Microglia are the primary immune cells of the brain and spinal cord. They patrol the central nervous system to track down and dispose of unwanted cellular debris and dead neurons, as well as organisms like bacteria and viruses that pose a threat of infection. When they detect invaders, they change their behaviour to summon the body’s immune response to take care of the problems. After the issues are resolved, the microglia return to their resting state.
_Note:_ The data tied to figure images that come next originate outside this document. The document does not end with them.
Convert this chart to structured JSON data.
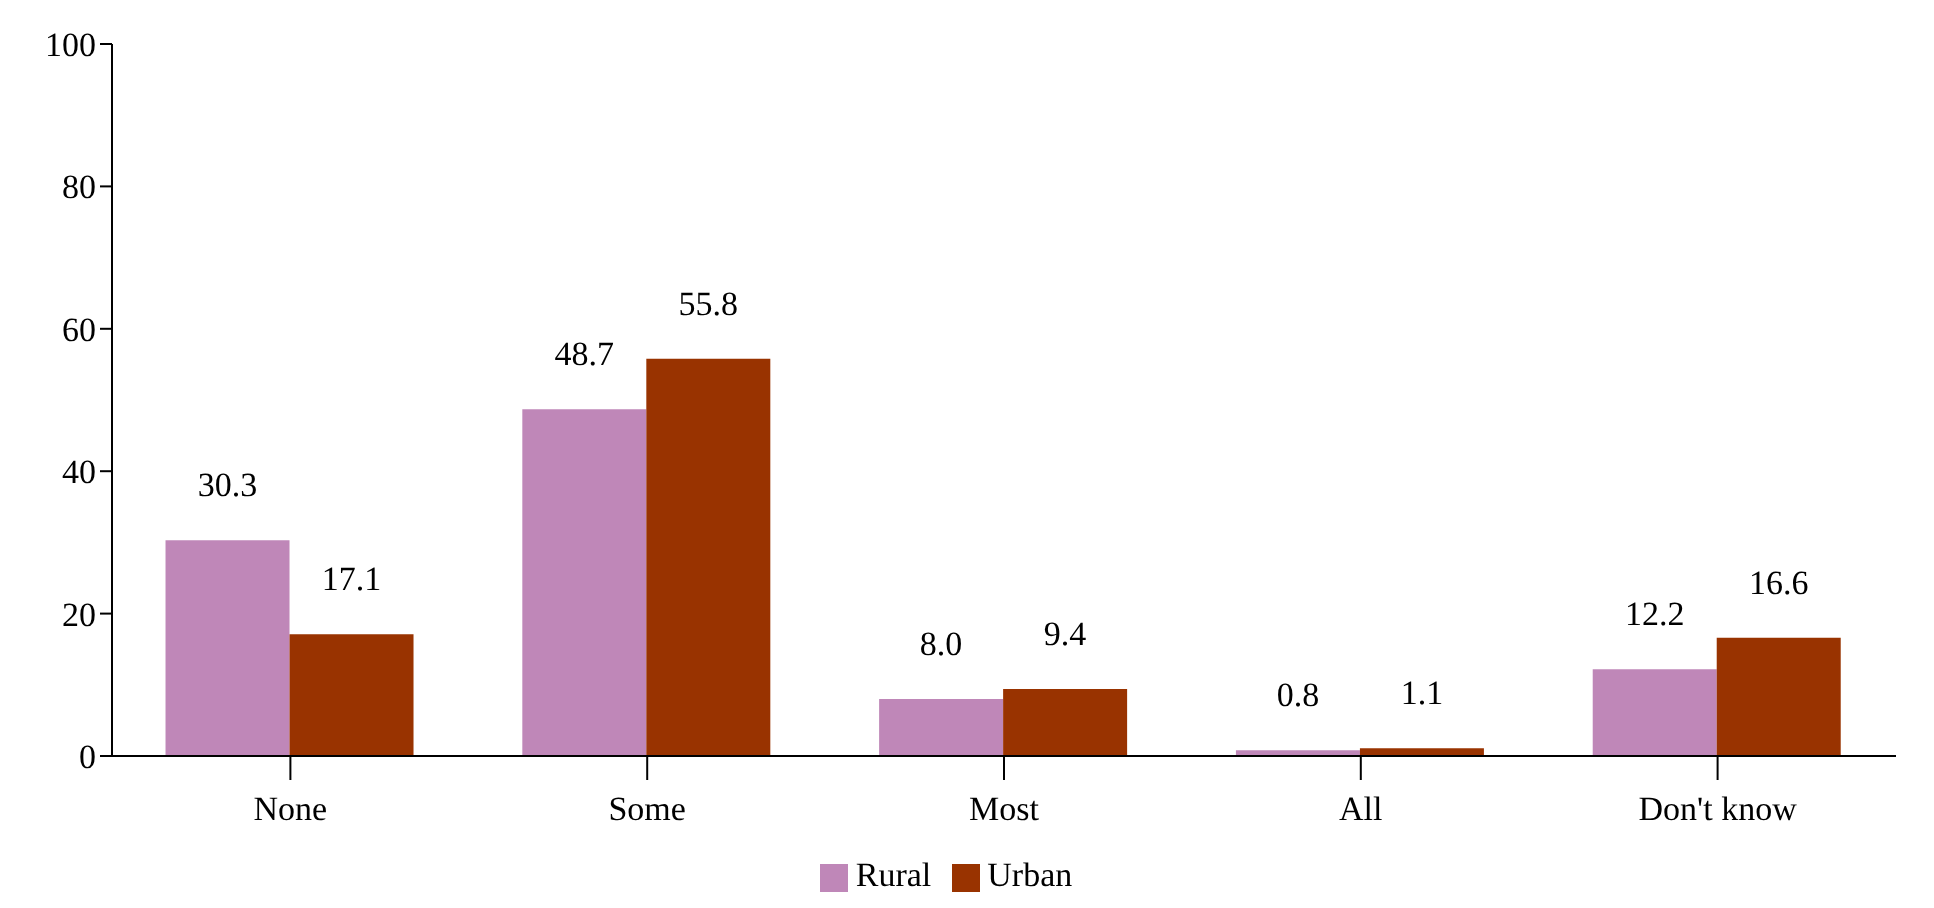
{
  "chart_data": {
    "type": "bar",
    "categories": [
      "None",
      "Some",
      "Most",
      "All",
      "Don't know"
    ],
    "series": [
      {
        "name": "Rural",
        "color": "#bf87b8",
        "values": [
          30.3,
          48.7,
          8.0,
          0.8,
          12.2
        ],
        "value_labels": [
          "30.3",
          "48.7",
          "8.0",
          "0.8",
          "12.2"
        ]
      },
      {
        "name": "Urban",
        "color": "#993300",
        "values": [
          17.1,
          55.8,
          9.4,
          1.1,
          16.6
        ],
        "value_labels": [
          "17.1",
          "55.8",
          "9.4",
          "1.1",
          "16.6"
        ]
      }
    ],
    "ylim": [
      0,
      100
    ],
    "yticks": [
      0,
      20,
      40,
      60,
      80,
      100
    ],
    "legend": "bottom",
    "grid": false
  }
}
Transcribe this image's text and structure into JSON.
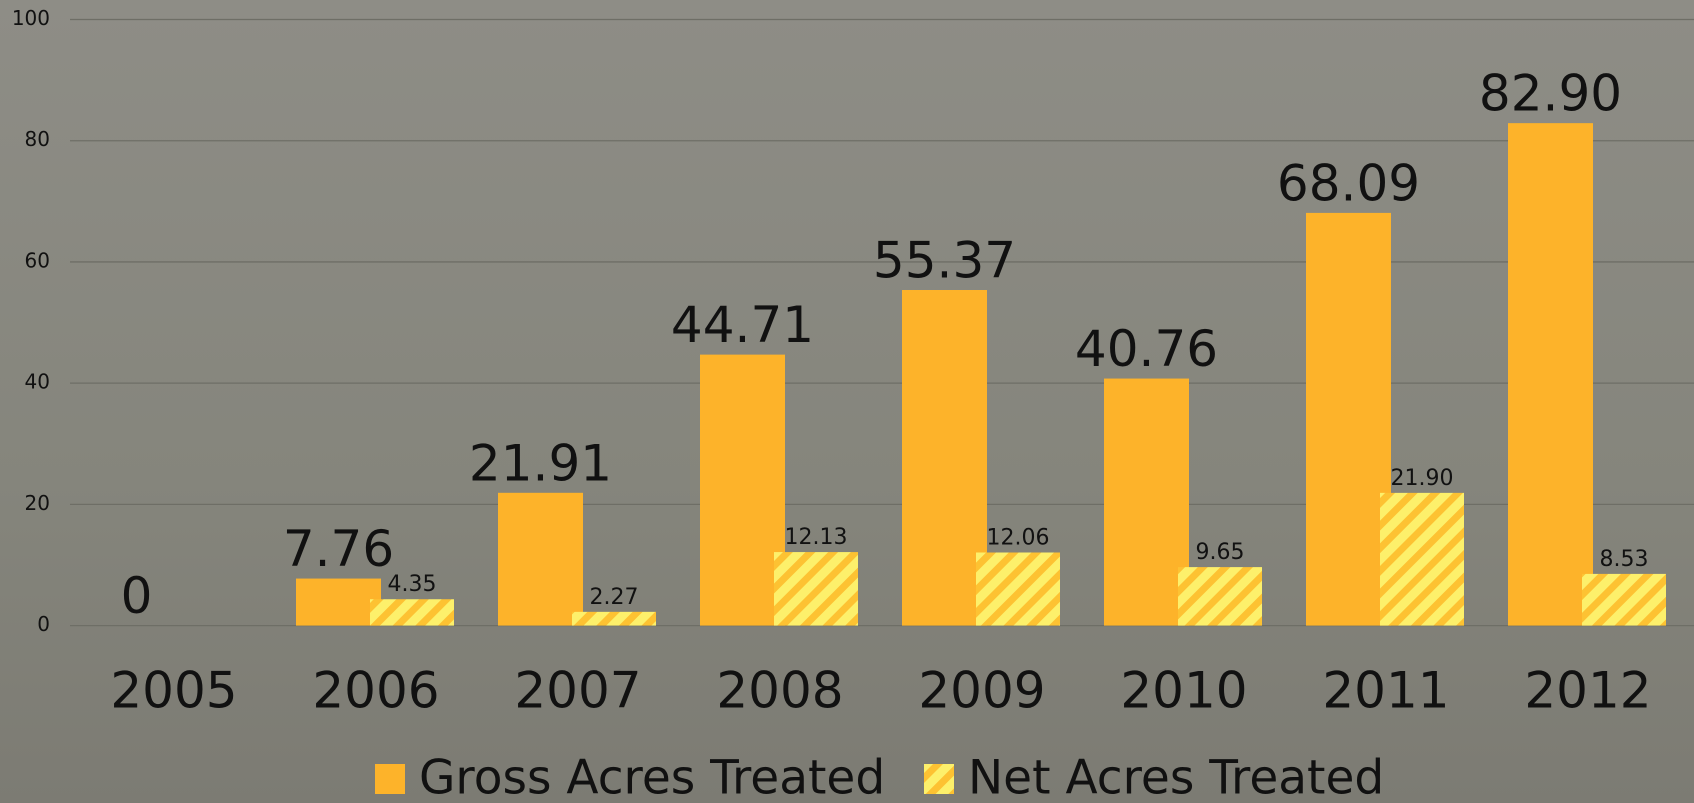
{
  "chart_data": {
    "type": "bar",
    "categories": [
      "2005",
      "2006",
      "2007",
      "2008",
      "2009",
      "2010",
      "2011",
      "2012"
    ],
    "series": [
      {
        "name": "Gross Acres Treated",
        "color": "#fdb32a",
        "values": [
          0,
          7.76,
          21.91,
          44.71,
          55.37,
          40.76,
          68.09,
          82.9
        ],
        "value_labels": [
          "0",
          "7.76",
          "21.91",
          "44.71",
          "55.37",
          "40.76",
          "68.09",
          "82.90"
        ]
      },
      {
        "name": "Net Acres Treated",
        "color": "#fdf06b",
        "values": [
          null,
          4.35,
          2.27,
          12.13,
          12.06,
          9.65,
          21.9,
          8.53
        ],
        "value_labels": [
          null,
          "4.35",
          "2.27",
          "12.13",
          "12.06",
          "9.65",
          "21.90",
          "8.53"
        ]
      }
    ],
    "ylim": [
      0,
      100
    ],
    "yticks": [
      0,
      20,
      40,
      60,
      80,
      100
    ],
    "grid": true
  }
}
However, in many neurodegenerative diseases like ALS, microglia can become chronically overactivated and toxic to neurons. “The chronic activation is like your computer freezing when you have too many browser tabs open,” explained Dr. Jasna Kriz, a senior scientist at the CERVO Brain Research Centre at Laval University. “When the microglia are constantly activated and can’t return to a resting state, they become overwhelmed, stop responding and prevent the right immune responses from happening.”
A new protein discovery
Back in the early 2000s, scientists tested an existing bacterial antibiotic drug called minocycline in human clinical trials to see if it could reduce inflammation and immune responses and therefore slow the progression of ALS in people living with the disease. The trials were not successful. One of the reasons why the drug did not perform as expected was because it worked in a general fashion and did not target the specific mechanisms of inflammation and immune responses seen in ALS.
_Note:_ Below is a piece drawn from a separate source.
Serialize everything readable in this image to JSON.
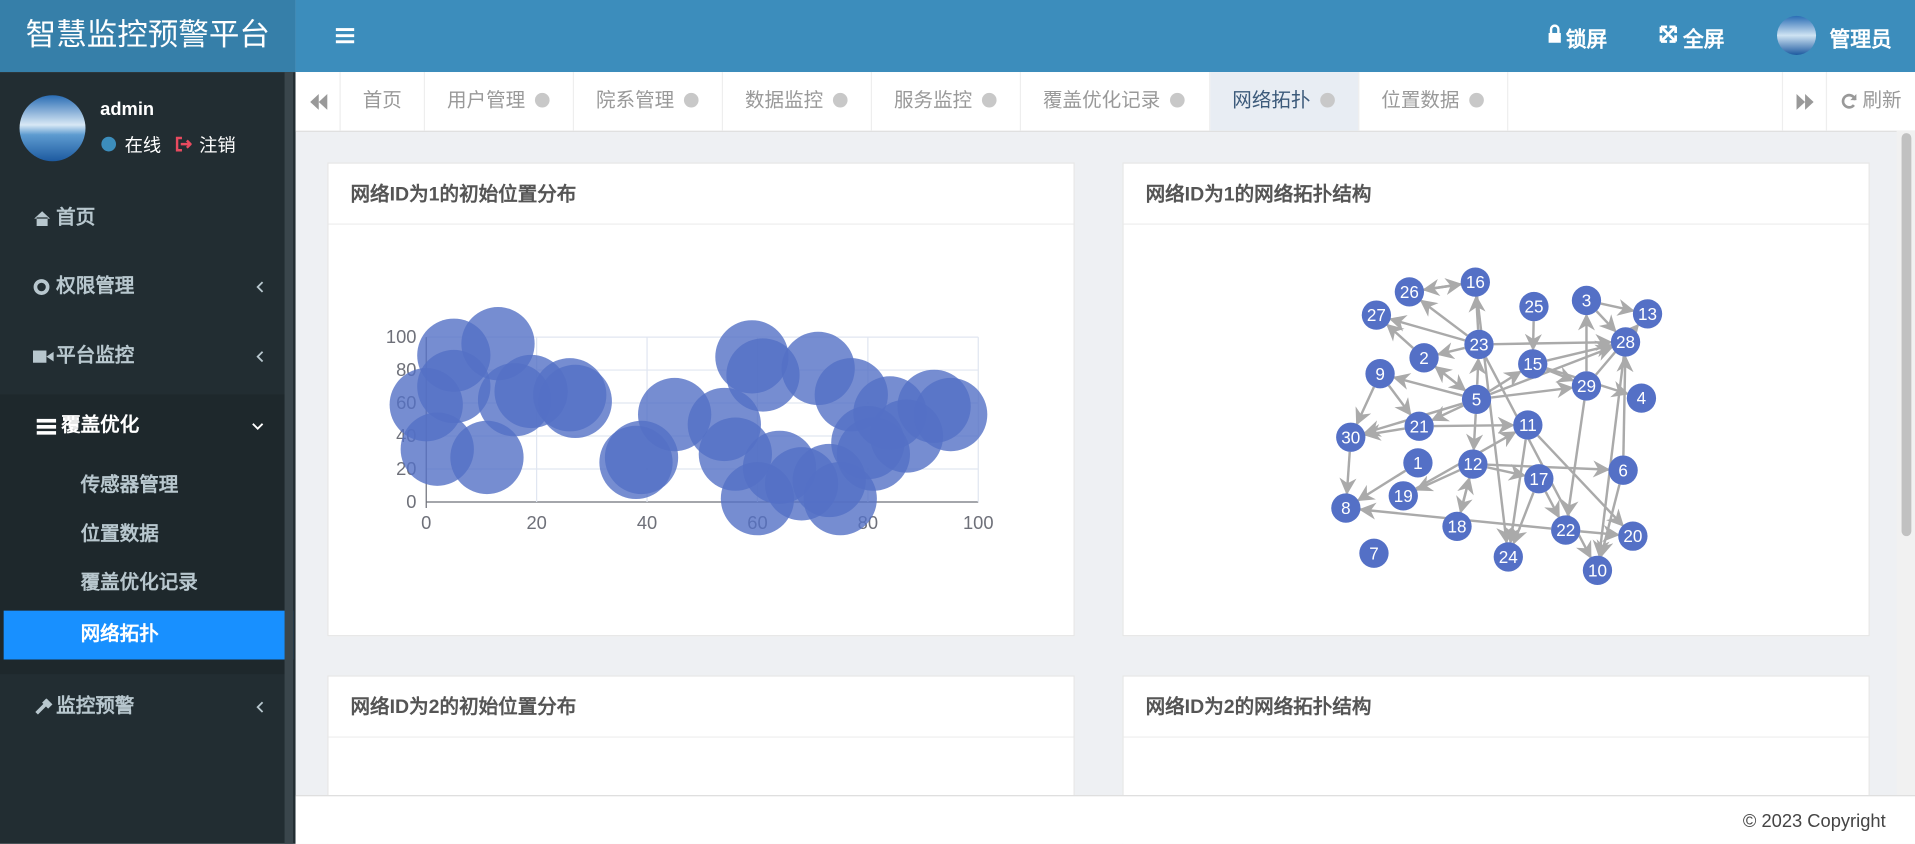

A postdoctoral student at the time, Dr. Kriz wanted to find out why something that worked so well in three independent lab studies had failed in human clinical trials. She started her own lab and since then, her research has focused on studying the interaction and processes that occur between immune cells and neurons. Some of her previous research has been funded through the ALS Canada Research Program.
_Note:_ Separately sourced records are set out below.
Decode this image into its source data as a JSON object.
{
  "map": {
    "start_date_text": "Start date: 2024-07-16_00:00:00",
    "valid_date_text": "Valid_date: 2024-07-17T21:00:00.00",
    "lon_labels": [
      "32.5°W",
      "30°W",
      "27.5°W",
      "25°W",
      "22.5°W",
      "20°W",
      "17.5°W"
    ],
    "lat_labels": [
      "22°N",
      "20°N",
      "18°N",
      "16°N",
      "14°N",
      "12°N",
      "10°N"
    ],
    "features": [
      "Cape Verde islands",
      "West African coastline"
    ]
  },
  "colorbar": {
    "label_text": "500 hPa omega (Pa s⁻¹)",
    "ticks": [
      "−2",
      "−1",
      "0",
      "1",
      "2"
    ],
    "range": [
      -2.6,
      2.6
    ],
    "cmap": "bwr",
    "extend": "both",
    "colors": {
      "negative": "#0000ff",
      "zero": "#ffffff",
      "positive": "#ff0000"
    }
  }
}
Dr. Kriz recently discovered that a protein called serine/arginine-rich splicing factor 3 (SRSF3) can block the genes of the microglia from making the right proteins to support a healthy immune response. It can cause microglia to transform from their usually helpful, healthy state, into abnormal, chronically-activated cells that become toxic to neurons.
Her preliminary research with mice that were genetically altered to model the SOD1 form of human ALS demonstrated this same disrupted immune response in microglia. Additionally, through a collaboration with Dr. Angela Genge, director of the ALS Clinic at the Montreal Neurological Institute and Hospital at McGill University, Dr. Kriz discovered an increase in SRSF3 activity in the cerebrospinal fluid of people with sporadic ALS but not in people without ALS in a small exploratory study.